Having seen Home Counties support DITZ in February I felt, and hoped, they were destined for big things. Well, since that gig and a the debut single release of ‘Redevelopment’ in March they are on their way to realising this having signed to the always excellent Alcopop Records label. I think this is a great fit as Alcopops really look out for their artists as demonstrated by the mutual respect between artist to label was touchingly demonstrated through the break-up of Nelson Can this year).
With a running time squeaking just over the two-minute mark Dad Bod is a thin slice of Home Counties goodness, but don’t underestimate how much Home Counties can cram into this. The bass kicks off the track like a post-modern ‘My Sharona’ before woodblock and cowbell herald guitar and recorder (that’s right a recorder, the weapon of choice for primary school kids).
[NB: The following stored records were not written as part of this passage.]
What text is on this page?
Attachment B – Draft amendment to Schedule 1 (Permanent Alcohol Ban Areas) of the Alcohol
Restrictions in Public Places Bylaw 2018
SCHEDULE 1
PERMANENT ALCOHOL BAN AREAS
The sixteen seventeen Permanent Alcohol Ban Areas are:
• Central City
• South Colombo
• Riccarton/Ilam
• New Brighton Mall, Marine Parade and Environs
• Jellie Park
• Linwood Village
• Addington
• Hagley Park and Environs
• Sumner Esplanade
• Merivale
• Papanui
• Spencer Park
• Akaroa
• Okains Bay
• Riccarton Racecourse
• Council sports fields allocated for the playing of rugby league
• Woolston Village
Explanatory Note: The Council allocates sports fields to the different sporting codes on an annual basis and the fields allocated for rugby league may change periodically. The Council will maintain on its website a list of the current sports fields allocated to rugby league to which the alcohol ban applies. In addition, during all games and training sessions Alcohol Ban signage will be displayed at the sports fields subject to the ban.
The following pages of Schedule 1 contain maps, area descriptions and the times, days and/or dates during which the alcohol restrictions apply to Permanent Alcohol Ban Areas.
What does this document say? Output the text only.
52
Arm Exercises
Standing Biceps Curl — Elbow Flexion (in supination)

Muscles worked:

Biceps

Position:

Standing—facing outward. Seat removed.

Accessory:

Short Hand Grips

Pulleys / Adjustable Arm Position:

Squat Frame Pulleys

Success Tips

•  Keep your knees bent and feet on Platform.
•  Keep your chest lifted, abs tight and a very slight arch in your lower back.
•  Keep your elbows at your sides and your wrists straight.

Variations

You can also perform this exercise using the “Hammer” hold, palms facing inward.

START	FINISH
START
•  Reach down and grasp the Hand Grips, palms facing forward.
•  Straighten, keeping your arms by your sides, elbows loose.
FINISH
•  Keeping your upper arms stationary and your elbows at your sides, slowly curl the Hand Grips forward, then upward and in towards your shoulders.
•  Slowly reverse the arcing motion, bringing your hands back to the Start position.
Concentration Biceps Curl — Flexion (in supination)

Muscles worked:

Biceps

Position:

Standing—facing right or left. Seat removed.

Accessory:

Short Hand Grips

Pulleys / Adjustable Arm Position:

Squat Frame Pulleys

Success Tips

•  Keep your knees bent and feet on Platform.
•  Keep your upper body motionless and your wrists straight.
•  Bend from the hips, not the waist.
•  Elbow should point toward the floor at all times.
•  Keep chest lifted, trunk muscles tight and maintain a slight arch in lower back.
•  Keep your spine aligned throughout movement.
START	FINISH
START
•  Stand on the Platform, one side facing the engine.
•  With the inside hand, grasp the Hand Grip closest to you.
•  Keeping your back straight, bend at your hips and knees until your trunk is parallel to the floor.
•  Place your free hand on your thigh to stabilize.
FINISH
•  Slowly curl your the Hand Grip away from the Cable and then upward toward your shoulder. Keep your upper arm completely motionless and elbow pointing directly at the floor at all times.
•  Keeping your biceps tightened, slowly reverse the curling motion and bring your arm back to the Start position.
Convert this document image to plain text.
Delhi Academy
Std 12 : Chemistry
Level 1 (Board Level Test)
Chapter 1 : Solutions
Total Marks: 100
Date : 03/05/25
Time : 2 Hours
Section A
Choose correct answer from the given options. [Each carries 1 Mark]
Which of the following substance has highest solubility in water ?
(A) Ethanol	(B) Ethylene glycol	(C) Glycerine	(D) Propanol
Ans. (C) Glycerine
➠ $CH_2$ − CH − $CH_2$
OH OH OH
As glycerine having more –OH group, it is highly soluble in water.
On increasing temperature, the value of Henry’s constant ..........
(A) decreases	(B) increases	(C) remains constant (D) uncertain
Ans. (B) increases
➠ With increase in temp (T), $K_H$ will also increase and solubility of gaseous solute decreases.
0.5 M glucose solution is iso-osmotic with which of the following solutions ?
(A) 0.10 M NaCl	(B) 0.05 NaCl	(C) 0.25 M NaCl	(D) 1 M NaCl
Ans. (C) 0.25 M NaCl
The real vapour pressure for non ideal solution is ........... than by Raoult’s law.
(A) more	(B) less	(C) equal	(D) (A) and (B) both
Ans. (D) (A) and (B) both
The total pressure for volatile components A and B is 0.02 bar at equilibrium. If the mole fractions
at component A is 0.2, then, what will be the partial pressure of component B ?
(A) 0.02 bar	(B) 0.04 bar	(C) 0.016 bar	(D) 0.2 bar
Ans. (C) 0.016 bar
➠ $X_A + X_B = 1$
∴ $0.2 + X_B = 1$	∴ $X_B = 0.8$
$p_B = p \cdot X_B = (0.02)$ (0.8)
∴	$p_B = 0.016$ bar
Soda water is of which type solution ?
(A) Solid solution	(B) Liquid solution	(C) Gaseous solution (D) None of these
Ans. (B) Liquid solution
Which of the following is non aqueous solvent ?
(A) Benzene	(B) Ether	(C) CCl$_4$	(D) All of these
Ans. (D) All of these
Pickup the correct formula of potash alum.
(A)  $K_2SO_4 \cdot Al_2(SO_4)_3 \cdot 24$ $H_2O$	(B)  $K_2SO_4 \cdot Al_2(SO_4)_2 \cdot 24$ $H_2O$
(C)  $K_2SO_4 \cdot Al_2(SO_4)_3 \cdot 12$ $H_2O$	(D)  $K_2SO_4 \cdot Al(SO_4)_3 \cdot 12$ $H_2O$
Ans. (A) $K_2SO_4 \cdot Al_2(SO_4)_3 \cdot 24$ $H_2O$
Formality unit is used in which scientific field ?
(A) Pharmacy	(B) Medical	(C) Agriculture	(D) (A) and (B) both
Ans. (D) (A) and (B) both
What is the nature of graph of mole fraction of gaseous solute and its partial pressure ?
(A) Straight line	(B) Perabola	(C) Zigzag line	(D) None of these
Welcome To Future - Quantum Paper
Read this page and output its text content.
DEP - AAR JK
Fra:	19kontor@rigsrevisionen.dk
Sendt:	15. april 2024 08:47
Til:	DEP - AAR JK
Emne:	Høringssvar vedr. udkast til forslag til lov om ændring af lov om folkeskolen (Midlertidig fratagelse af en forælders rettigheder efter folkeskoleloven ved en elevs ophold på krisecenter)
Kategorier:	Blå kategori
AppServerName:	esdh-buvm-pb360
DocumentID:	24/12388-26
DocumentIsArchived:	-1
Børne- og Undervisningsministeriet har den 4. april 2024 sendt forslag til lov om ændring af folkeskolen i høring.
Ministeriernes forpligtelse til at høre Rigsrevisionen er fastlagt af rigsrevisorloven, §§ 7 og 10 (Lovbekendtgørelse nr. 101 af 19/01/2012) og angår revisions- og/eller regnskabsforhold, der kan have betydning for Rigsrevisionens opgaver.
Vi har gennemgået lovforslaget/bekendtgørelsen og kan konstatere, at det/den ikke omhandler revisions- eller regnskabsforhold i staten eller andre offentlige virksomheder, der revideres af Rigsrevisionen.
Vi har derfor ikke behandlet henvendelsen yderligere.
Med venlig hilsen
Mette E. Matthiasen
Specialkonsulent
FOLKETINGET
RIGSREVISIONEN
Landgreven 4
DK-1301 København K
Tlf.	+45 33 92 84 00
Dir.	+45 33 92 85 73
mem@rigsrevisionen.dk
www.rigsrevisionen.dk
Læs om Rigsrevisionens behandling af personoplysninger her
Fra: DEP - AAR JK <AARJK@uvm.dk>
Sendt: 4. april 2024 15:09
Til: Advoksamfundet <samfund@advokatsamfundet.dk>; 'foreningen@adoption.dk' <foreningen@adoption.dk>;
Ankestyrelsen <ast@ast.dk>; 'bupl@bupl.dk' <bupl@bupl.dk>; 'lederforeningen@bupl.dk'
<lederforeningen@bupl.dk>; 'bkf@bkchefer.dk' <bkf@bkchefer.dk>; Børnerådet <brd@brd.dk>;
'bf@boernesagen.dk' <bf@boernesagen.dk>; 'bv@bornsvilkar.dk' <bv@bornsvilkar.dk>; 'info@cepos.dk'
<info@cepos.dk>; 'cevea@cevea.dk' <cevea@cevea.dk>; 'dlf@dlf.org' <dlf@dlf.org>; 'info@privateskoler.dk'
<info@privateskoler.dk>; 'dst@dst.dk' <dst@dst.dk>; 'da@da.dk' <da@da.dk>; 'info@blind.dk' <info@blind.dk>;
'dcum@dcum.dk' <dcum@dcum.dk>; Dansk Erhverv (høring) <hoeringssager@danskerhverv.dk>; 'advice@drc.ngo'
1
This has a more restrained pace than the eclectic-frenetic spasm of ‘Redevelopment’ but it suits the methodical dismantling of what songwriter and vocalist Will Harrison says is exploring “modern middle-class masculinity”. It’s a satirical look at the more sinister side of certain misguided middle-aged males: “Don’t he know he’s overpaid? Don’t he know he’s twice her age? Man’s rights lobbyist, can’t he see it’s obvious?”
Dad Bod is another Angular Spectangular triumph for a band that I feel sure are going to be making it into the recommended and Top 10 lists of music writers in coming years. Home Counties always bring precision and clarity to their songs but avoid the clinical by infusing songs with humanity and both serious and playful subject matter. The musicianship demonstrated by Will Harrison (vocals/guitar), Conor Kearney (guitar/vocals), Barn Peiser Pepin (synth/percussion/vocals), Sam Woodroffe (bass) and Dan Hearn (drums) is superb and, having seen them live, I know this is not just studio magic. Producer Theo Verney has done a great job not over-embellishing their sound but just allowing a clean recording and great mix to let the song shine.
‘Dad Bod’ is an amuse-bouche before their upcoming Redevelopment EP arrives and it’s available on SoundCloud, Spotify and there’s also a blink-and-you’ll-miss-it limited edition cassette release (only 50 produced) available through the Alcopop webstore.